As individuals, each of the “girls” is saddled with a cringe-y secondary plotline. Grace’s daughter is out of control, which at least pays off nicely. Kimberlyn is attempting to plan a wedding to hunky Eric (Kyle Vincent Terry) on the road, which never becomes anything other than irksome. Etc.
But when they’re together and in different permutations, the characters and actresses are all excellent. The Sadie/Grace friendship is the show’s heart, and Benoist’s wide-eyed hopefulness and Gugino’s harder-edged cynicism come together as a perfect rapport. Gugino and Elmore both shine as Grace and Kimberlyn bicker along journalistic lines, while Gugino and Behnam get to play out an unexpectedly sweet evolving bond.

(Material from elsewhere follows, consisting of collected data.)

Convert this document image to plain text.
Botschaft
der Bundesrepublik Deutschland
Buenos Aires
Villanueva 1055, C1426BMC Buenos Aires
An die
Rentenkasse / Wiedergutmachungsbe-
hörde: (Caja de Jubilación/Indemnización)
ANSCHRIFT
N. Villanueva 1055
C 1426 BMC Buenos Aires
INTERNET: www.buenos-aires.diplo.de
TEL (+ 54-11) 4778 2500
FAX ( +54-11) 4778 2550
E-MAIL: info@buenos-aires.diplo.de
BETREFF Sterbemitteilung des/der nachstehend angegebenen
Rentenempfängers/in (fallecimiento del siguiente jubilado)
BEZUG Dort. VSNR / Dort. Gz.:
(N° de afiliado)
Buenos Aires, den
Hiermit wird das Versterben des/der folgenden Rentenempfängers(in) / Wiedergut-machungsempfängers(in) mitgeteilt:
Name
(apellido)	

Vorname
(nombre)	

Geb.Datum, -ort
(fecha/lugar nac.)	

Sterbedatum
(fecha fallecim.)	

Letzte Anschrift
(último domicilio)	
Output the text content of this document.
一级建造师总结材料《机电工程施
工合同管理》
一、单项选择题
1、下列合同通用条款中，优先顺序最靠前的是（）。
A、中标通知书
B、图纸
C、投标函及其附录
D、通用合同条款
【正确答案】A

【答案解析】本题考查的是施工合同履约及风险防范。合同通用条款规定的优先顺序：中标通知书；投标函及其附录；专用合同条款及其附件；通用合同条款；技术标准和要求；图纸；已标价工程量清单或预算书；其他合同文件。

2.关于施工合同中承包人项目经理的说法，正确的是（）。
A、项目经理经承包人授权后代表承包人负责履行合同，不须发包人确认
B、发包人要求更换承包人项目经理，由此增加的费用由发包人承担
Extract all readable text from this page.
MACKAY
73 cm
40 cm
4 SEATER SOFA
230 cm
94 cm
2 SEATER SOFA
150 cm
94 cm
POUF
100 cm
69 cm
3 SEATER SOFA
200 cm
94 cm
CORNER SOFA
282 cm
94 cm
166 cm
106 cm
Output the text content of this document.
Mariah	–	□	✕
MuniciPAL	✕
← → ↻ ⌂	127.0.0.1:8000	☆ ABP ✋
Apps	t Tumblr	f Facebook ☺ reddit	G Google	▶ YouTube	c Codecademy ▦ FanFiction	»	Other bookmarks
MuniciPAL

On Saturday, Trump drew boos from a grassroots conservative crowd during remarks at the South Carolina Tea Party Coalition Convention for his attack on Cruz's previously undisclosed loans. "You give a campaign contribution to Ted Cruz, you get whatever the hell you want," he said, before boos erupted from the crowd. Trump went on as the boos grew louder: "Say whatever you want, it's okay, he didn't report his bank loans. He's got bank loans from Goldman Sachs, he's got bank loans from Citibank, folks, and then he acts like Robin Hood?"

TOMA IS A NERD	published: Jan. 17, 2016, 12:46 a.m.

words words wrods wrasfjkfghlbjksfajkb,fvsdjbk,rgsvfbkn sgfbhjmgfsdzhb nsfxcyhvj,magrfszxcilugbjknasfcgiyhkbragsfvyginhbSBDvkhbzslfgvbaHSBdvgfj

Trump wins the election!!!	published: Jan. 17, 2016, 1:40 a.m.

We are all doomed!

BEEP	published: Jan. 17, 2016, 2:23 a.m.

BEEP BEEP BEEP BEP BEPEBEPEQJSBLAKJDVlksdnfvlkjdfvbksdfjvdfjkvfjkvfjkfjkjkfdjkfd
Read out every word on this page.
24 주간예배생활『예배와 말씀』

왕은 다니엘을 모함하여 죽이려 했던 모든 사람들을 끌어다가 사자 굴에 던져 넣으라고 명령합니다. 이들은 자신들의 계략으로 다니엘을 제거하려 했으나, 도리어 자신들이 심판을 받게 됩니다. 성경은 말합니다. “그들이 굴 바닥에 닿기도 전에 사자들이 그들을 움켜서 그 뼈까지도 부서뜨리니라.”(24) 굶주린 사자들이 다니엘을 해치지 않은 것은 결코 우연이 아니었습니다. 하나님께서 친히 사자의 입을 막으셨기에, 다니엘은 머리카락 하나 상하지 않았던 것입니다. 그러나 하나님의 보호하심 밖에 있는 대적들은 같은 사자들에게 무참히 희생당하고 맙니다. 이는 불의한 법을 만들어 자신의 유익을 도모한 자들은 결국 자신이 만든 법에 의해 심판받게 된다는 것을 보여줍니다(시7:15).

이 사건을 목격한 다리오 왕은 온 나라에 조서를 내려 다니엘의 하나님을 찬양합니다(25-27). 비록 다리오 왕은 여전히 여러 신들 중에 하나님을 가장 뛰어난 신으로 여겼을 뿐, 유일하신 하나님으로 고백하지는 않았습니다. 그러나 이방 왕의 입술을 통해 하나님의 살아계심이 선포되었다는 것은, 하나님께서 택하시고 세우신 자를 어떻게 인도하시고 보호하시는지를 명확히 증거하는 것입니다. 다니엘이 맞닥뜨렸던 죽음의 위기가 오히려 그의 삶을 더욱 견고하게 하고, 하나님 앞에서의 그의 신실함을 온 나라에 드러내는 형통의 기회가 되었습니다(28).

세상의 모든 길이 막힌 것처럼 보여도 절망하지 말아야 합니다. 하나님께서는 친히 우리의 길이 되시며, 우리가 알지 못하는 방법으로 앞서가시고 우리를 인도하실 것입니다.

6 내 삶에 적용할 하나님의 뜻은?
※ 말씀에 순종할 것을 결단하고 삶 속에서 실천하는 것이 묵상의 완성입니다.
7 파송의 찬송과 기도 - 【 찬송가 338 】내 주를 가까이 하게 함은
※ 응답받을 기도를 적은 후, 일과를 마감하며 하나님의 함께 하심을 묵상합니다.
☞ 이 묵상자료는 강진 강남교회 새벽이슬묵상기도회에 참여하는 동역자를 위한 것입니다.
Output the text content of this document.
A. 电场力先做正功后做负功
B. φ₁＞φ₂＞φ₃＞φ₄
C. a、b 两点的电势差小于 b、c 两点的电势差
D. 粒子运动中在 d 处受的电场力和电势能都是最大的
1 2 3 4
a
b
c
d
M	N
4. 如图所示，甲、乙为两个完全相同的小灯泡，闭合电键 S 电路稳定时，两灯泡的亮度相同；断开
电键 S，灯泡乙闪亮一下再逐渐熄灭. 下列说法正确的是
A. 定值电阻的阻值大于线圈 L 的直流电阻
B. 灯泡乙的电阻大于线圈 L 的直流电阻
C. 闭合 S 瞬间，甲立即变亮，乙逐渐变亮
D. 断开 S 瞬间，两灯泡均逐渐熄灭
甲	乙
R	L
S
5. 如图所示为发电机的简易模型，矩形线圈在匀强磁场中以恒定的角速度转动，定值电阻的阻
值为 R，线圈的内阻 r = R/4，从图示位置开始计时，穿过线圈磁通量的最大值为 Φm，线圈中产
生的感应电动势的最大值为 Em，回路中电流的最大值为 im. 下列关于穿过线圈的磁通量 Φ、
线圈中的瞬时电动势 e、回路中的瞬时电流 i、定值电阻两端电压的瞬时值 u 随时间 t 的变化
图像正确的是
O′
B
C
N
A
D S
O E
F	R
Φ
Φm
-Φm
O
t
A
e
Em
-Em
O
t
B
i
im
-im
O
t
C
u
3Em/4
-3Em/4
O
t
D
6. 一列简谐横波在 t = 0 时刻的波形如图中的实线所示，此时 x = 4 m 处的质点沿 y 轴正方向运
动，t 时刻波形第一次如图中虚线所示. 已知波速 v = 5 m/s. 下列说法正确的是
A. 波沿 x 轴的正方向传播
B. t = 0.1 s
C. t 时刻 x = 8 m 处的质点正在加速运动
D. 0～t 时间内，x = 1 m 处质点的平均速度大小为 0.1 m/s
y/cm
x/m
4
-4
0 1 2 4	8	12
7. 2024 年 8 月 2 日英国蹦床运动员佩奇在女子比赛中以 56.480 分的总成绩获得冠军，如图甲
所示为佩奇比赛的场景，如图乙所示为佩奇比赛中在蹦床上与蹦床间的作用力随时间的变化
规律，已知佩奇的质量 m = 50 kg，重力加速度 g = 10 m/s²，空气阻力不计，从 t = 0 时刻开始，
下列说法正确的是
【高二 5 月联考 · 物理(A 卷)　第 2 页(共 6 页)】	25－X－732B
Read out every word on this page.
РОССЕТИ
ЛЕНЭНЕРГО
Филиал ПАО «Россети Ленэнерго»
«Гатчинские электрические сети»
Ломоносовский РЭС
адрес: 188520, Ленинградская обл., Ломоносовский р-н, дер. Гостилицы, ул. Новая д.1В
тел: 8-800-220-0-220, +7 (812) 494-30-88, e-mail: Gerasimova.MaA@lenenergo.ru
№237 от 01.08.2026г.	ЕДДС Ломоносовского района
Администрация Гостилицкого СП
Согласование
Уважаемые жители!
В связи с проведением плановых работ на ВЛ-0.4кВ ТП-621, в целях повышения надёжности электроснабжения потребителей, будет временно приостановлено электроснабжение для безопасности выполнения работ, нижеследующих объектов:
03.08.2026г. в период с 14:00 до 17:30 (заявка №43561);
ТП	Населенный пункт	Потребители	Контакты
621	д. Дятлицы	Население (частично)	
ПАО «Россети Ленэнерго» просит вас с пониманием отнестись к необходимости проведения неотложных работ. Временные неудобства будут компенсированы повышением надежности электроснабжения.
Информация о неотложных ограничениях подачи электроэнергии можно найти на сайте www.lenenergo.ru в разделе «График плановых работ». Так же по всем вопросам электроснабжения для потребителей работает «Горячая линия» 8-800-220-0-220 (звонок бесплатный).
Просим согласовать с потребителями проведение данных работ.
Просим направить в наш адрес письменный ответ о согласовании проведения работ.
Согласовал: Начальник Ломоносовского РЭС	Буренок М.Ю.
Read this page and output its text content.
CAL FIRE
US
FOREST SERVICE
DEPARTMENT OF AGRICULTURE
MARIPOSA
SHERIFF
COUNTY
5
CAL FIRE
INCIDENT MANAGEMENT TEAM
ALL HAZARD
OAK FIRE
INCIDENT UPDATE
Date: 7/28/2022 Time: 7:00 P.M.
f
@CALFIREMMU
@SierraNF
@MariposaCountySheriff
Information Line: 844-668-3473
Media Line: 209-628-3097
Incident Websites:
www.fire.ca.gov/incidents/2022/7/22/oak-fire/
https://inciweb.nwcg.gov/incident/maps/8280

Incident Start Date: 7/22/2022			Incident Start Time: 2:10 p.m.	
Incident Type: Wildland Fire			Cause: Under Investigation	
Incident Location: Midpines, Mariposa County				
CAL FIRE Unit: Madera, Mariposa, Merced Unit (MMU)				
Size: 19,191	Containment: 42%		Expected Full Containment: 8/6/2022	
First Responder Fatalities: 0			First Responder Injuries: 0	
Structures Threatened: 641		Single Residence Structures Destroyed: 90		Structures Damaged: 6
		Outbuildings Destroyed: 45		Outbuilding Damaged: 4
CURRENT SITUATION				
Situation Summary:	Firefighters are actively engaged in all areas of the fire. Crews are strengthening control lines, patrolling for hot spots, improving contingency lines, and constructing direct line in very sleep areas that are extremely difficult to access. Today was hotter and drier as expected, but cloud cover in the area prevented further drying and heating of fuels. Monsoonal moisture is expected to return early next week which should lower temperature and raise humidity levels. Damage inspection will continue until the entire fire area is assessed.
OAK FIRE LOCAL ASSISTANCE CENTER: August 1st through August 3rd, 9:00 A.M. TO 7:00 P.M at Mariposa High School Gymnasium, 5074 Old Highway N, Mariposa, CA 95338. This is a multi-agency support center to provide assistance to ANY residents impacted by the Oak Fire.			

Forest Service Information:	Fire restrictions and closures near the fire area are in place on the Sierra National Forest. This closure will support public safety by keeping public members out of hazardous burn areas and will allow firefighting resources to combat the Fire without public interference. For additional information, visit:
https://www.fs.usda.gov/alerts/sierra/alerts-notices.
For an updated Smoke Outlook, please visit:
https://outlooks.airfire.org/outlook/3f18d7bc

Yes, what I’m saying here is that Benoist may be the top-billed star (and producer) on the show (and she may be very good), but it’s Gugino who’s the show’s glue, making everything better. I’d still give Behnam and Elmore a lot of credit for taking roles that are almost guaranteed to annoy you in the pilot and making them sympathetic by mid-season.
The supporting cast is very good as well, especially Foley and Park as the most interesting of the background candidates. Dunne is stuck with a character who exists only to bark out caring-but-gruff journalistic platitudes, but he’s fully committed, and once I decided that whenever he gets off the phone with Sadie, he’s calling up Peter Parker to demand pictures of Spider-Man, I came to like him.
I compared The Girls on the Bus to a vintage WB/CW show and the writing and directing roster is packed with veterans from those shows, including Plec, Berlanti, Rina Mimoun and Marcos Siega. Episodes all run between 42 and 49 minutes and, in terms of length and content, any of them could be trimmed for broadcast with ease.
The show is intended for an audience that needs most of its journalistic terminology defined in the dialogue. But at least it takes the effort to do that, just as it takes the effort to name drop a lot of specific real-world journalists and politicians in a way that might lead some viewers to do additional research.
The Girls on the Bus is able to throw in topical discussions of abortion, sexist inequities in media and the state of electoral politics in 2024. And if references to classics like Timothy Crouse’s The Boys on the Bus, Richard Ben Cramer’s What It Takes and Theodore White’s The Making of a President 1968 get a single viewer to head to their local library or independent book store, that makes up for a lot of cheesy romance, clunky drama, and predictable twists and turns.